2017 Poster Sessions : Conservative Contextual Linear Bandits

Student Name : Abbas Kazerouni
Advisor : Benjamin Van Roy
Research Areas: Information Systems
Safety is a desirable property that can immensely increase the applicability of learning algorithms in real-world decision-making problems. It is much easier for a company to deploy an algorithm that is safe, i.e., guaranteed to perform at least as well as a baseline. In this paper, we study the issue of safety in contextual linear bandits that have application in many different fields including personalized ad recommendation in online marketing. We formulate a notion of safety for this class of algorithms. We develop a safe contextual linear bandit algorithm, called conservative linear UCB (CLUCB), that simultaneously minimizes its regret and satisfies the safety constraint, i.e., maintains its performance above a fixed percentage of the performance of a baseline strategy, uniformly over time. We prove an upper-bound on the regret of CLUCB and show that it can be decomposed into two terms: 1) an upper-bound for the regret of the standard linear UCB algorithm that grows with the time horizon and 2) a constant (does not grow with the time horizon) term that accounts for the loss of being conservative in order to satisfy the safety constraint. We empirically show that our algorithm is safe and validate our theoretical analysis.

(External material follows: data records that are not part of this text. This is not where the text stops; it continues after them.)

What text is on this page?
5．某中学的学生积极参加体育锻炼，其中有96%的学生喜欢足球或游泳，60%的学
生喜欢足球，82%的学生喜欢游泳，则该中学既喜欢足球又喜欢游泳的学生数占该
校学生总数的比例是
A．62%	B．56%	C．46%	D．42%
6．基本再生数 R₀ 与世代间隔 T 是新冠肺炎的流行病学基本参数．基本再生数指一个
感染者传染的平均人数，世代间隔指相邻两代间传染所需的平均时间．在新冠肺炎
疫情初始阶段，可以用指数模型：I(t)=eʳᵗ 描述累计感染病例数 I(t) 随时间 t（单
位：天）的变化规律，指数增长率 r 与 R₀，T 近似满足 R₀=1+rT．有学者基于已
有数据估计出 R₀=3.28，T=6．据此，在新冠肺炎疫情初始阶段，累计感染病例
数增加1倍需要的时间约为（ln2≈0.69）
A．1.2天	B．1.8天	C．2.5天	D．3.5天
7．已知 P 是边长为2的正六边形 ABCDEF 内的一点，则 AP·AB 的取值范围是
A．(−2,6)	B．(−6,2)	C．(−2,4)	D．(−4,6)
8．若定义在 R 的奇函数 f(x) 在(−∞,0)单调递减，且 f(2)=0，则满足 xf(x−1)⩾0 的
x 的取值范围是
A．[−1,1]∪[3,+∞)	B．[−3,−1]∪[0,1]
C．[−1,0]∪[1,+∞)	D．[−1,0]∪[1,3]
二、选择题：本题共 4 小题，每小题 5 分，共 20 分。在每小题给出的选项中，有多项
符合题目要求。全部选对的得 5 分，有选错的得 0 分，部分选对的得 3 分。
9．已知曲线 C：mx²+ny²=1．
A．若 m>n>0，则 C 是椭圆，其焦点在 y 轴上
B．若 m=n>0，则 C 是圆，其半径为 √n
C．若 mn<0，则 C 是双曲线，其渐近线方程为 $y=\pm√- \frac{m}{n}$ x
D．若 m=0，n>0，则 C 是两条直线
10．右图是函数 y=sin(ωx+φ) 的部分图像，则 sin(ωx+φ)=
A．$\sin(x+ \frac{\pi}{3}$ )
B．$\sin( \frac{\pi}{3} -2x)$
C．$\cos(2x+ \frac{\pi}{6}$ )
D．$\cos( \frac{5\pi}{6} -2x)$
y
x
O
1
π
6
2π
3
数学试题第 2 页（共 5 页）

I am a 4th year PhD student at Stanford University pursuing my degree under joint supervision of Lawrence M. Wein and Benjamin Van Roy. My research lies at the intersection of Reinforcement Learning and Operation Management with applications in Healthcare and Economics. Specifically, I use Statistical Machine Learning techniques to design algorithms that can learn to make decisions under uncertainty.

I have earned a MSc degree in Electrical Engineering from Stanford University in 2015. Before joining Stanford, I received a BSc in Electrical Engineering and a BSc in Mathematics from Sharif University of Technology in 2013.